He held out his hand. I fulfilled my original intention.
"I thank you," he said, and went down alone to his mother's funeral.
How do people ever live through funerals? The solemn tolling of the bell went on. The village-people came, one by one. Aaron's voice it was that was heard in the burial-service that came sounding in to me, sitting close beside the bed whereon the sick one lay. There seemed a comfort in getting near to her. At last—what a cycle of thought! time it was at last—I heard the moving sound of many feet, and then I knew that they were carrying her out, out of the house where she had lived, out of the house wherein she had died, carrying her forth for burial,—forth to the grave her only son had made for her; and I, little, shivering, cowardly soul, hid my face in my hands, and let my tears fall,—not because I knew this proud lady dead,—not because a fibre from my warm heart was being drawn out to be knitted into that fathom-deep grave, for it never would be one of my graves,—but because this death and sorrow were in the world, and I must live my life out in a world with them. The funeral-bell stirred me. I looked out from the window, and saw the long procession moving slowly on.
Katie startled me, coming in.
"The minister's wife is down-stairs; she wants to know if she may come up," she said.
"She is my sister, Katie; yes, I think she may come."

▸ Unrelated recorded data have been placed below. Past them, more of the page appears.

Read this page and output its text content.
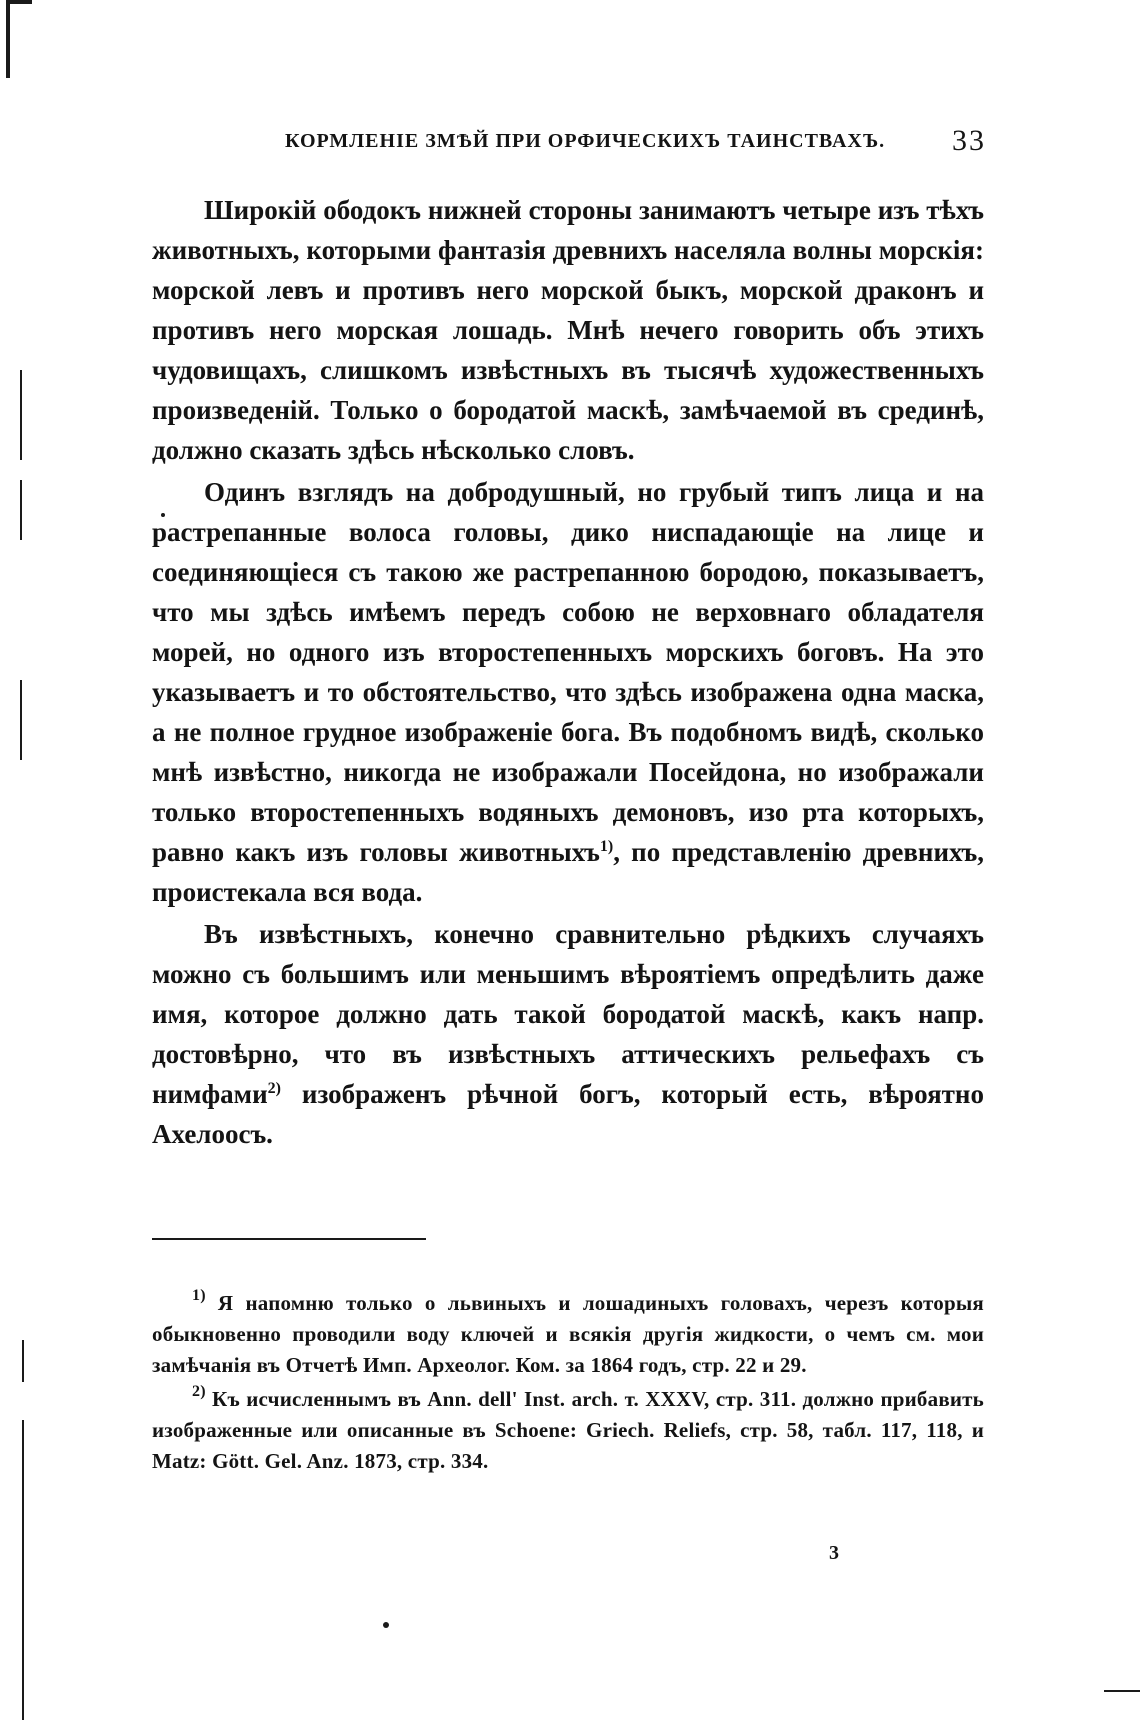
КОРМЛЕНІЕ ЗМѢЙ ПРИ ОРФИЧЕСКИХЪ ТАИНСТВАХЪ. 33

Широкій ободокъ нижней стороны занимаютъ четыре изъ тѣхъ животныхъ, которыми фантазія древнихъ населяла волны морскія: морской левъ и противъ него морской быкъ, морской драконъ и противъ него морская лошадь. Мнѣ нечего говорить объ этихъ чудовищахъ, слишкомъ извѣстныхъ въ тысячѣ художественныхъ произведеній. Только о бородатой маскѣ, замѣчаемой въ срединѣ, должно сказать здѣсь нѣсколько словъ.

Одинъ взглядъ на добродушный, но грубый типъ лица и на растрепанные волоса головы, дико ниспадающіе на лице и соединяющіеся съ такою же растрепанною бородою, показываетъ, что мы здѣсь имѣемъ передъ собою не верховнаго обладателя морей, но одного изъ второстепенныхъ морскихъ боговъ. На это указываетъ и то обстоятельство, что здѣсь изображена одна маска, а не полное грудное изображеніе бога. Въ подобномъ видѣ, сколько мнѣ извѣстно, никогда не изображали Посейдона, но изображали только второстепенныхъ водяныхъ демоновъ, изо рта которыхъ, равно какъ изъ головы животныхъ$^{1)}$, по представленію древнихъ, проистекала вся вода.

Въ извѣстныхъ, конечно сравнительно рѣдкихъ случаяхъ можно съ большимъ или меньшимъ вѣроятіемъ опредѣлить даже имя, которое должно дать такой бородатой маскѣ, какъ напр. достовѣрно, что въ извѣстныхъ аттическихъ рельефахъ съ нимфами$^{2)}$ изображенъ рѣчной богъ, который есть, вѣроятно Ахелоосъ.

$^{1)}$ Я напомню только о львиныхъ и лошадиныхъ головахъ, черезъ которыя обыкновенно проводили воду ключей и всякія другія жидкости, о чемъ см. мои замѣчанія въ Отчетѣ Имп. Археолог. Ком. за 1864 годъ, стр. 22 и 29.

$^{2)}$ Къ исчисленнымъ въ Ann. dell' Inst. arch. т. XXXV, стр. 311. должно прибавить изображенные или описанные въ Schoene: Griech. Reliefs, стр. 58, табл. 117, 118, и Matz: Gött. Gel. Anz. 1873, стр. 334.

3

I was so relieved to see Sophie; it was getting back to self again, out of which I had gone in this house. I could not help expressing my relief.
"There's no one down there to close the house and put away the sad reminders," Sophie said, after asking about my patient. "Some one ought to make it more cheerful down there before Mr. Axtell comes."
"Won't you, Sophie, since there's no one else?"
I could not yet go into the one room. Death had been too recently there.